Comment s’en sortir ici pour rendre une telle coordination en français ? Il faut, selon moi, comme souvent, oser s’écarter de la traduction littérale et adopter une structure correspondant à ce qu’on dirait plus naturellement en français, tout en se gardant bien sûr de déformer l’original anglais. Dans ce cas particulier, j’aurais tendance à adopter l’approche suivante :

travail annuel de planification et de définition des priorités

Comme on le voit, j’ai ici décidé d’expliciter l’implicite, ce à quoi s’applique vraiment l’adjectif annuel, à savoir la combinaison des deux substantifs, que je choisis d’exprimer à l’aide du substantif travail. (On pourrait aussi dire quelque chose comme processus ou démarche.)

Bien entendu, cette explicitation de l’implicite rallonge le texte. Mais c’est inévitable. Il y a toutes sortes de considérations (lexique, grammaire, etc.) qui font que, pour rendre naturellement en français ce que dit l’anglais, il faut en moyenne un texte qui est plus long de 20 à 25 pour cent. C’est une réalité universellement reconnue et acceptée, sauf par des gens comme les graphistes et autres prétendus spécialistes en communication, en particulier au Canada, qui prétendent parfois pouvoir imposer aux francophones des limites d’espace et de nombre de mots qui sont acceptables en anglais mais absurdes en français. (J’ai rencontré plusieurs personnes de cette catégorie au fil de ma carrière de traducteur. Je ne dis pas qu’il n’est jamais possible d’utiliser en français un nombre de mots équivalent à celui de l’original anglais. Il est même parfois possible d’utiliser moins de mots en français qu’en anglais ! Mais c’est quand même assez rare.)

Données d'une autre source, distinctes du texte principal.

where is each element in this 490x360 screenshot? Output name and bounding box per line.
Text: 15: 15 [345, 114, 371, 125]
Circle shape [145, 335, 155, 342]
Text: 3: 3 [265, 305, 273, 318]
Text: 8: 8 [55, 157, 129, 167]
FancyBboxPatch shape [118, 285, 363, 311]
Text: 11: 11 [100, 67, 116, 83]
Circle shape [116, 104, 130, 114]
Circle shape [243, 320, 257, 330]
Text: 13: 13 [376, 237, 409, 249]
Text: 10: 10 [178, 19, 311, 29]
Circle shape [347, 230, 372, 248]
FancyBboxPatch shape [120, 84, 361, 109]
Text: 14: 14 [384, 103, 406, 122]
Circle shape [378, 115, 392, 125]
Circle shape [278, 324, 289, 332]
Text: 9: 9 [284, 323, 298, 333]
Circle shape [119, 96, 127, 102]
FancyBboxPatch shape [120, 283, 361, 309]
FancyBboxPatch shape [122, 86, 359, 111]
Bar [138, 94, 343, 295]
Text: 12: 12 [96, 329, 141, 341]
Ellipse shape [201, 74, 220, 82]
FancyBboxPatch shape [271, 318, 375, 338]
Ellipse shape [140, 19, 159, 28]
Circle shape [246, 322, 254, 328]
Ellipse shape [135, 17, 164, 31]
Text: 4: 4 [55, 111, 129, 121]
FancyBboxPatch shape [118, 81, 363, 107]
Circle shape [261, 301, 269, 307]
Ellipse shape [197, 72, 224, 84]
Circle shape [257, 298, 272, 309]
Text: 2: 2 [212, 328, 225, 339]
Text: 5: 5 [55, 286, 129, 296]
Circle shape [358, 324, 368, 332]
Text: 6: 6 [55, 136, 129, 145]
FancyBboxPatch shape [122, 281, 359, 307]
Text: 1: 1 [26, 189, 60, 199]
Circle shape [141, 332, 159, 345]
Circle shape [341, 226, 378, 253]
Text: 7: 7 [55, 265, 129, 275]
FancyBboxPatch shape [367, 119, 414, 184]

Pour revenir à ce qui nous intéresse ici, ce qui est un faux ami, ce n’est pas un mot particulier, mais bel et bien la fonction grammaticale de l’adjectif, qui semble être comparable en anglais et en français, alors qu’elle présente des différences fondamentales (place, accords, etc.), dont l’impact peut rejaillir sur toute la phrase ou du moins sur tout le syntagme dont l’adjectif fait partie.

Ces différences font souvent que, pour exprimer les choses en français, il faut éviter de se laisser influencer par la grammaire anglaise et s’efforcer de trouver une façon naturelle de dire les choses dans la langue dans laquelle on parle, quelles que soient les considérations relatives à l’espace ou au nombre de mots qu’on essaye, par ignorance, de nous imposer.